Il me parait malheureusement écrit d’avance que cette suite ne pourra jamais faire autant consensus que son prédécesseur, quoi qu’elle fasse et peu importe ses qualités. Trop d’attentes, trop d’espérances, trop de bruits. Il est facile d’en avoir oublié que la promesse initiale de Silksong est simplement d’être la suite d’Hollow Knight avec tout ce que cela comprends de sensation familière et donc d’absence d’effet de surprise. A attentes démesurées, réactions démesurées. Ainsi une difficulté un cran plus élevée devient défi insurmontable. Une maniabilité différente devient un gameplay imprécis. Une suite aussi qualitative soit-elle devient un 1.5.
Moi-même étant fan assez hardcore du premier (3éme place de mon top 10 jeu vidéo alors que je joue depuis presque 30 ans déjà…) j’ai tenté autant que possible de tempérer mes propres attentes. Un week end de 4 jours programmés pour lui consacrer un maximum de temps et j’en ressors tout simplement émerveillé.
Dans un jeu de miroir opposant la descente vers les Abysses à l’ascension vers la citadelle, Silksong joue à la fois les cartes de la différence et de la familiarité. La froideur mutique du petit knight laissant place au tempérament incandescent et assuré d’Hornet dans une aventure retorse où presque tous les curseurs semblent avoir été poussés d’un cran. Une carte plus grande, plus d’ennemis, plus de patterns, plus de pièges et plus de moiteurs des mains.
Car oui, Silksong se veut être une expérience plus corsées que ne l’était le premier HK. Dans ce dernier, pas mal de petites astuces pouvaient « faciliter » le jeu. Le coup vers le bas permettant de rebondir notamment, qui avec de la pratique, était un vrai game changer. C’était totalement voulu par la team cherry et j’en veux pour preuve l’infâme 3éme défi du colisée qui demandait à un moment de se battre sans toucher le sol. Hornet possède également une attaque vers le bas mais il s’agit d’une attaque en piqué oblique. Ça n’a l’air de rien mais c’est un vrai coup à prendre à fortiori quand la course de cette attaque est relativement courte. On le comprend à la dure lors des phases de platforming reposant sur cette mécanique et le rebond qui en découle. Même chose avec le dash. Celui du Knight était parfaitement horizontal. Hornet, elle, fait une sorte de salto avant pas tout à fait droit et ça bouscule pas mal les habitudes quand on a fait le premier plusieurs fois. Car finalement si le petit héros d’HK se déplaçait de façon très longiligne, en forme de croix, Hornet a un gameplay bien plus aérien et courbé.

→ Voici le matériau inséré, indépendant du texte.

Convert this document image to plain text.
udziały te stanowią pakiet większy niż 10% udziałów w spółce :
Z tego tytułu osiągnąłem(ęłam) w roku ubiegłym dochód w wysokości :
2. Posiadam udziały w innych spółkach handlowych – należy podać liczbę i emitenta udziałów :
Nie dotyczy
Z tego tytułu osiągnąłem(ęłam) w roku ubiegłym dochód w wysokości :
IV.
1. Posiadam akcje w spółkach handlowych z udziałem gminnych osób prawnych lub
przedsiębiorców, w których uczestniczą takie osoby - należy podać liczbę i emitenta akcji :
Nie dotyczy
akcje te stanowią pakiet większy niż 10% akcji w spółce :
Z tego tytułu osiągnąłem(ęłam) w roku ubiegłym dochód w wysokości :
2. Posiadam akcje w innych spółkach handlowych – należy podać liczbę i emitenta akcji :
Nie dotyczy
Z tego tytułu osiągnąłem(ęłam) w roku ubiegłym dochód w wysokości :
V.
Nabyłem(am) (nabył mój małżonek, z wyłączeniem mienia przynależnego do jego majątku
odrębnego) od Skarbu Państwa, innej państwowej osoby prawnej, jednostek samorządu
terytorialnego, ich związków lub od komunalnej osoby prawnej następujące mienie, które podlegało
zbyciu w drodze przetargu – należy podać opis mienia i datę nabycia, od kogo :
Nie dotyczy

Elle peut par exemple se cramponner aux rebords des plateformes ce dont été incapable le petit Knight. Cependant rien n’est gravé dans le marbre car certains équipements peuvent changer le move-set d’Hornet pour quelque chose de plus familier mais je n’en dirai pas plus.
On constate également que les frames d’invincibilité après avoir pris un dégât ont été énormément raccourcis. Il est donc facile de se faire complètement anéantir si on ne réagit pas rapidement car on le rappelle ce sont des jeux dans lesquels il y a des dégâts de contacts. Ajoutons à cela un bestiaire particulièrement retors, moins prévisible et avec plus de patterns. Les ennemis de base ont des façons de se mouvoir plus complexes à prévoir, ils peuvent reculer, sauter en arrière pour se replier et même passer a travers les plateformes pour vous rejoindre pour certains ! Les boss profitent aussi de ce nombre de pattern accru en se payant le luxe de très rapidement faire des doubles dégâts (ce qui était bien plus rare dans le premier et plutôt réservé à l’annexe / post game). Vous en voulez encore ? Ils ont même foutu des pièges environnementaux pour vous surprendre. Je préfère ne pas trop en dire tant certains sont vicieux… Pour ceux ayant fait le jeu :
(les bancs piégés… sérieusement bande de petits vicelards ???).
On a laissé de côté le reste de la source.